危ない(かもしれない)電磁波とどうつきあうのか

2009年12月20日 21時41分 | カテゴリー: みんなの健康と福祉

手遅れにならないうちに対策を

送電線の近くでは白血病のリスクが高まるという
送電線の近くでは白血病のリスクが高まるという
化学物質に過敏な人とそうでない人があるように、目に見えない電磁波に過敏な人がいます。皮膚炎の症状から頭痛・吐き気やうつ病のようなものまで、健康被害がおきてしまう人がいるといいます。

電磁波は「敏感でない人は大丈夫」と考えてよいものなのか、それともだれにとっても有害な(と推測される)ものなのか。ちゃんと知りたいと思い、科学ジャーナリストの植田武智さんを招いて電磁波の学習会が17日、都議会生活者ネットワーク・みらいの主催で開かれたので参加しました。

植田さんは『危ない電磁波から身を守る本』『しのびよる電磁波汚染』などの著書のほか、環境ホルモンや食の問題に関する著作もあります。

電磁波の危険性については、結論からいうと後者のほう。以前ある雑誌で、送電線の下に大量の電磁波が放出されているので「蛍光ランプをかざすだけで点灯する」写真を見て驚いたことがありますが、送電線の磁場で小児白血病の発生リスクが2倍近くになる、というデータにはショック。

しかもごく普通の住宅地でも配電線近くでは少なくない電磁波が計測されること、さらにケータイ電話が発する電磁波の脳腫瘍にかかる危険リスクは、特に子どもにおいて危惧されること…なども怖いと思います。

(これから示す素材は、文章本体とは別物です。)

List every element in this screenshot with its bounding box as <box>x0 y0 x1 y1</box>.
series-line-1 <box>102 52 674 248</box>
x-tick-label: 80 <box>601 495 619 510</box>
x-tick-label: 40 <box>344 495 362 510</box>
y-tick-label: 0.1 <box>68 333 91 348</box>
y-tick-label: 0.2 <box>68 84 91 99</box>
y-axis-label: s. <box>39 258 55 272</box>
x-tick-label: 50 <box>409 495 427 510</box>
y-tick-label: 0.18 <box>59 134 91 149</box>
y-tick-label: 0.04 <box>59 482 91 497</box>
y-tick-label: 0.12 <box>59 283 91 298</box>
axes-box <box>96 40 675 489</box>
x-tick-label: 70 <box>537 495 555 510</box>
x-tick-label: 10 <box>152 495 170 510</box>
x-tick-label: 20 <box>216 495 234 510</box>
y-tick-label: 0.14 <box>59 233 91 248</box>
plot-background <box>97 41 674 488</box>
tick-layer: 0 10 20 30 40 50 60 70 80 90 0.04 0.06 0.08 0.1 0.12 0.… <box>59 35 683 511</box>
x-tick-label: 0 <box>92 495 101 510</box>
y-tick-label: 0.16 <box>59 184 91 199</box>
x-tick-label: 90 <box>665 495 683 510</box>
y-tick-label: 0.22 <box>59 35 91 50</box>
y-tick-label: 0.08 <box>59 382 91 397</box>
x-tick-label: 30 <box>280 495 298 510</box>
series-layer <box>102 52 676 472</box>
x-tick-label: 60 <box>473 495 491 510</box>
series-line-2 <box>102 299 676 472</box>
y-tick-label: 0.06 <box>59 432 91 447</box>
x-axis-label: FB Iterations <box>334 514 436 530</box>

「電磁波とは何か」ということについては、正直言って理解できませんでした。難しくて(!)。ただ、現在のところ有害かどうかの確実性がない、ということは理解します。そしてたとえそうであっても「予防原則」をここに適用すべき、という植田さんの主張は全くそのとおりと思いました。

小学生からお年寄りまでこれほどケータイが普及し、まるでみんなで「生体実験中」であるかのような現在、少なくとも、国が調査を開始し、事業者の持つデータを出させ、健康被害者や専門家を交えたリスクコミュニケーションの場を設置すること、などがすぐにも求められます。

「メカニズムがわからないからといって対策が遅れた例はいくらでもある」。これも植田さんの言葉。私たちはおそらく電磁波とこれからも付き合っていくことになるのだから、対策は早いほうがいい。そう思います。